As men grow increasingly concerned with their physical appearance, an effect driven by social media and dating apps, a novel service has emerged — facial attractiveness ratings. For a low fee you can get someone to rate your face. These are all over the place: “blackpill” YouTubers are doing it, Reddit has a “rate me” forum, and you can find these services on freelancer websites.
Many people have asked me: “Do they work? How accurate are they?”
My answer is “maybe, kinda” — having a single person rate your face is going to give you very limited information.
How Much Do We Agree On Attractive Faces?
Past research has found high agreement (.9) on facial attractiveness ratings (Langolis et al., 2000) using Cronbach’s alpha. When I began researching facial attractiveness this was my initial impression: we agree a lot on what an attractive face is. This was a belief I formed based on the high Cronbach’s alpha coefficient. However, it turns out Cronbach’s alpha may not be well suited for demonstrating agreement on facial ratings (Hönekopp, 2006).
Instead, intraclass correlation coefficients (ICCs) for individual subjects may reflect what is going on better. These are consistently much lower. Further, they tend to be lower for women than for men.
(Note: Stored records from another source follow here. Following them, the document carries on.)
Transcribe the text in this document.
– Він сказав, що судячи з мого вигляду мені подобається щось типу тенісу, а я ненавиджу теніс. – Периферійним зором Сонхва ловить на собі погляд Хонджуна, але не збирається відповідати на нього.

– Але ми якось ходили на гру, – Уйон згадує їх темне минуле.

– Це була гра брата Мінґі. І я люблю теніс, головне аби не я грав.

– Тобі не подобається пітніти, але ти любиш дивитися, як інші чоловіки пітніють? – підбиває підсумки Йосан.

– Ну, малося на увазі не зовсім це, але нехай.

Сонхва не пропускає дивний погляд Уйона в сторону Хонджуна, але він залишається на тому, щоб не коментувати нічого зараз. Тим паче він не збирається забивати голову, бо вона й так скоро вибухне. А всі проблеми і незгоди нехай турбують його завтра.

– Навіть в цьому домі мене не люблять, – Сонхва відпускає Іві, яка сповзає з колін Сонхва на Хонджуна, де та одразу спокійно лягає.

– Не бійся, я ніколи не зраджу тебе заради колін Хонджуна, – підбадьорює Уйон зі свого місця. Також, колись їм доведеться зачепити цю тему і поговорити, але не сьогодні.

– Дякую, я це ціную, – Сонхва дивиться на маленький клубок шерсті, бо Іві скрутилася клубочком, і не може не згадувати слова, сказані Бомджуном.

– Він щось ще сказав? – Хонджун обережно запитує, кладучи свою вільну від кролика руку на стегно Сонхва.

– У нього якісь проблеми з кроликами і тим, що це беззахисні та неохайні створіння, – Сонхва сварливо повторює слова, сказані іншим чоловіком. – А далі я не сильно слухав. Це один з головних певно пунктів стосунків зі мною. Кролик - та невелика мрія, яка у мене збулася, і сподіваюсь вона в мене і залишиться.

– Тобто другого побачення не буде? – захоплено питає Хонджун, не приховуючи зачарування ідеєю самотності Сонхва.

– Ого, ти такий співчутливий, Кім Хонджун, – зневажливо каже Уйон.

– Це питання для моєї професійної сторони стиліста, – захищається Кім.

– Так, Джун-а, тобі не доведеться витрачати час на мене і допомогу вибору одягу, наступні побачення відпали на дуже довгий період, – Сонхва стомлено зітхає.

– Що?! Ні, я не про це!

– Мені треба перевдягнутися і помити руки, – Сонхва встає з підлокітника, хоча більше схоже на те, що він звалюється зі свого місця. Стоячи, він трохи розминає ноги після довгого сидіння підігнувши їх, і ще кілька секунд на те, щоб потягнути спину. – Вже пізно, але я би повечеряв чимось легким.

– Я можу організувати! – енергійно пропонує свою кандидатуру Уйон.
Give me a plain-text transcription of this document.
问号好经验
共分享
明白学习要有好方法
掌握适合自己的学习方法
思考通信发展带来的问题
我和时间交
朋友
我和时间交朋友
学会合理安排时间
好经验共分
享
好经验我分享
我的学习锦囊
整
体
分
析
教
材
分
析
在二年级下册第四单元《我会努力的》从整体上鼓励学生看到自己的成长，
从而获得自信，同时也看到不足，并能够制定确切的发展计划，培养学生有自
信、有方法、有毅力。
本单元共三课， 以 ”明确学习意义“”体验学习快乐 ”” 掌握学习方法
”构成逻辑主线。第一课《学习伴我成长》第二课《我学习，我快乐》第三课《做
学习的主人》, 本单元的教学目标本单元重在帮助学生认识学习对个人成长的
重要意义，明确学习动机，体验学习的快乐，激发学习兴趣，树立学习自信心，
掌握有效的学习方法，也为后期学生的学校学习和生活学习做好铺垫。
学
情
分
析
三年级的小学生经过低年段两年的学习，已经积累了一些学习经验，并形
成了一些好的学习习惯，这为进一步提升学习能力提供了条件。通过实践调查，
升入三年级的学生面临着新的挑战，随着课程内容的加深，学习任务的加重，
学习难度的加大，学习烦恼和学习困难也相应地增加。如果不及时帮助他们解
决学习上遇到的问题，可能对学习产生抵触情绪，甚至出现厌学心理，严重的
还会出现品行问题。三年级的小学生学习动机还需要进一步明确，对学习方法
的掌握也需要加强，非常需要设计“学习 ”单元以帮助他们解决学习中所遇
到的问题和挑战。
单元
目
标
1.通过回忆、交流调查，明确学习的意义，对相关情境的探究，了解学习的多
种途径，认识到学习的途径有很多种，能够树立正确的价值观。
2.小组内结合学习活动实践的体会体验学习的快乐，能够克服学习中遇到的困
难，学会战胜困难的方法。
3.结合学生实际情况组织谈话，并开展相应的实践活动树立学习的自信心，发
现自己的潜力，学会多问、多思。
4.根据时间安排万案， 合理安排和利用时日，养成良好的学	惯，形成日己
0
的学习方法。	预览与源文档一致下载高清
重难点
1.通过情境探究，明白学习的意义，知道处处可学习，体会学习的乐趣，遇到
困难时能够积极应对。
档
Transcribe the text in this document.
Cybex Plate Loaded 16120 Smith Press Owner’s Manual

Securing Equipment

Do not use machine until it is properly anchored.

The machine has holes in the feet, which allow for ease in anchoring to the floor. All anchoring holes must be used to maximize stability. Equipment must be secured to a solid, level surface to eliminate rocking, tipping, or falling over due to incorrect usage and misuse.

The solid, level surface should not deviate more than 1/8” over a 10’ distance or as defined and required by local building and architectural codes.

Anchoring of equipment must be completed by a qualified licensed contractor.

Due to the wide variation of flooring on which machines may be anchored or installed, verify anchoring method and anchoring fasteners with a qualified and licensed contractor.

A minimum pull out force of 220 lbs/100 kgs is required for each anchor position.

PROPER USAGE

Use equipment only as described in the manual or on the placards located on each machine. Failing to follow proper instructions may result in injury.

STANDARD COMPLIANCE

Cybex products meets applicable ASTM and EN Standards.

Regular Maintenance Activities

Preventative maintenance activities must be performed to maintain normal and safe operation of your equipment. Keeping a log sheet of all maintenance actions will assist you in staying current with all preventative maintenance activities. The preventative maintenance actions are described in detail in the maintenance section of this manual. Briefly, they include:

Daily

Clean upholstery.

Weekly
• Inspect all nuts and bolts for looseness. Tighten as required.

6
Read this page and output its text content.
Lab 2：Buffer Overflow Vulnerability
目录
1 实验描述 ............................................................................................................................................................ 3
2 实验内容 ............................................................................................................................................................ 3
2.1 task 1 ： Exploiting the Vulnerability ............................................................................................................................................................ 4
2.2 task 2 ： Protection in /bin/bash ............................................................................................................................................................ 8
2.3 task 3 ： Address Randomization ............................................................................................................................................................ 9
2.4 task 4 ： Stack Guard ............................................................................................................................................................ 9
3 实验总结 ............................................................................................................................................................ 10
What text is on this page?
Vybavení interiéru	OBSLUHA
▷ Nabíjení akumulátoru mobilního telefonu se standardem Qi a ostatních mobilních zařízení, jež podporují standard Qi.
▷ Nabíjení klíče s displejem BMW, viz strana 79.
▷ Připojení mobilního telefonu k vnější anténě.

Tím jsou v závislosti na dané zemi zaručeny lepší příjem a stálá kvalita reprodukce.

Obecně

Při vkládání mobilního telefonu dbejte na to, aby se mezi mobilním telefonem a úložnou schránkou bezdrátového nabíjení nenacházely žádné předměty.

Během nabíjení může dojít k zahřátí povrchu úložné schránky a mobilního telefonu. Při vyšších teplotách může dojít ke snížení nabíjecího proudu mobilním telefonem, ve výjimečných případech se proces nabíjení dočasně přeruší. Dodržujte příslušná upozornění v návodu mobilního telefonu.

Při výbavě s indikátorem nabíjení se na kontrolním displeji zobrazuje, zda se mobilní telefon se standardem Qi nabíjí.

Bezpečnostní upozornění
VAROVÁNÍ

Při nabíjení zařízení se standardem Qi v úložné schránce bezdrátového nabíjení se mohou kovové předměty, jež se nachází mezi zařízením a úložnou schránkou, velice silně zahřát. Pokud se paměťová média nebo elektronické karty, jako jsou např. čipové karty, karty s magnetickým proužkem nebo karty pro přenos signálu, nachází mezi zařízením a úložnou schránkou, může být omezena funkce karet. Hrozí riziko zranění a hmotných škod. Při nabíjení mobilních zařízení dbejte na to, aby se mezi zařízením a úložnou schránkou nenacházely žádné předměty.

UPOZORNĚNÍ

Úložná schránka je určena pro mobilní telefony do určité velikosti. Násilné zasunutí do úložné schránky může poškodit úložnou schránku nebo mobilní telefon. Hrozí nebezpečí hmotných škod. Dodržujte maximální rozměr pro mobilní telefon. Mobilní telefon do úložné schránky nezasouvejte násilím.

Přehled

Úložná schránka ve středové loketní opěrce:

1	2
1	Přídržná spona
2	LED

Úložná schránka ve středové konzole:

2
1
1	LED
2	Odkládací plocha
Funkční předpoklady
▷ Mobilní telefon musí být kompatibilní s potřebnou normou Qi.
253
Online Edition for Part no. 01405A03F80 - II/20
Hönekopp (2006) found an ICC for women at .39 and Roth et al. (2023) found female agreement at only .25 and .5 for men. When I ran a series of faces from the CFD I found an ICC at .27 for women and .32 for men, despite a Cronbach’s alpha of .9 and .89 for the two sexes of raters respectively.
You can see what is going on when you look at the actual distribution of ratings from a group of raters. A face with an average score of 5/10 might receive a substantial number of participants who rate them as a 2 and a substantial number who rate them as an 8.
Here we can see this in Hönekopp (2006):
The images above show the highest and lowest ratings most faces received. The triangles are the highest rank of face received and the squares are the lowest rank. In essence, most faces will be ranked highly by some people and low by some people.
Here you can see what happens with an individual face:
The average rating by women for the Gigachad was a 3.58 and for men was a 4.88 (on a 7 point Likert scale). However, the distributions show substantial disagreement within both male and female raters. Some participants found him to be very high in attractiveness while some participants found him to be very low in attractiveness.
Below are four histograms for the ratings of single faces from the CFD:
The average ratings of these faces were 4.7, 4.1, 4.1, and 4.4 on a scale of 7. However, a substantial number of participants still rated these faces above and below the average.
This brings us to an important point: you are not necessarily your average rating.
Limitations of Attractiveness Rating Services
First, we have seen that individual raters can fall anywhere. You might think that someone is an expert on faces (they probably claim to be). They may even be very good at identifying what your average rating might be (although you can’t know if they are). We have algorithms that can do this: they can produce a single number that is close to the average rating of a human sample (because they are trained on human raters). Maybe some people can, too, but the information provided by a single number is very limited.
Look again at the distributions in the previous section: the average score was a 4. Yet, most individual raters did not consider those faces to be a 4. Are you really a 4 if most people don’t think you are? Maybe your average score isn’t the best way to think about how attractive you appear to other people.
Very few facial rating services use samples to give you a score at all, so they are limited by the high individual variation we see in attractiveness ratings. An exception is Photofeeler, where you can upload pictures and receive ratings by samples. However, Photofeeler is also limited in that it only tells you an average number. You don’t get to see your distribution of ratings.
For services that do rely on a single “expert” to rate your face, take it with a big grain of salt, even if you think they know faces. One thing we know about human psychology is that we aren’t able to check our own biases very well (even when we are aware of them). There is no way of knowing at all how well their rating will reflect the ratings of large groups (how most people see you). Even if they can give you a single number that resembles a sample average you’d still be missing a lot of information about how most people see you. To know this you need to look at a distribution from a group of raters.
Hönekopp, J. (2006). Once more: is beauty in the eye of the beholder? Relative contributions of private and shared taste to judgments of facial attractiveness. Journal of Experimental Psychology: Human Perception and Performance, 32(2), 199.
Langlois, J. H., Kalakanis, L., Rubenstein, A. J., Larson, A., Hallam, M., & Smoot, M. (2000). Maxims or myths of beauty? A meta-analytic and theoretical review. Psychological bulletin, 126(3), 39
Roth, T. S., Samara, I., Perea-Garcia, J. O., & Kret, M. E. (2023). Individual attractiveness preferences differentially modulate immediate and voluntary attention. Scientific Reports, 13(1), 2147.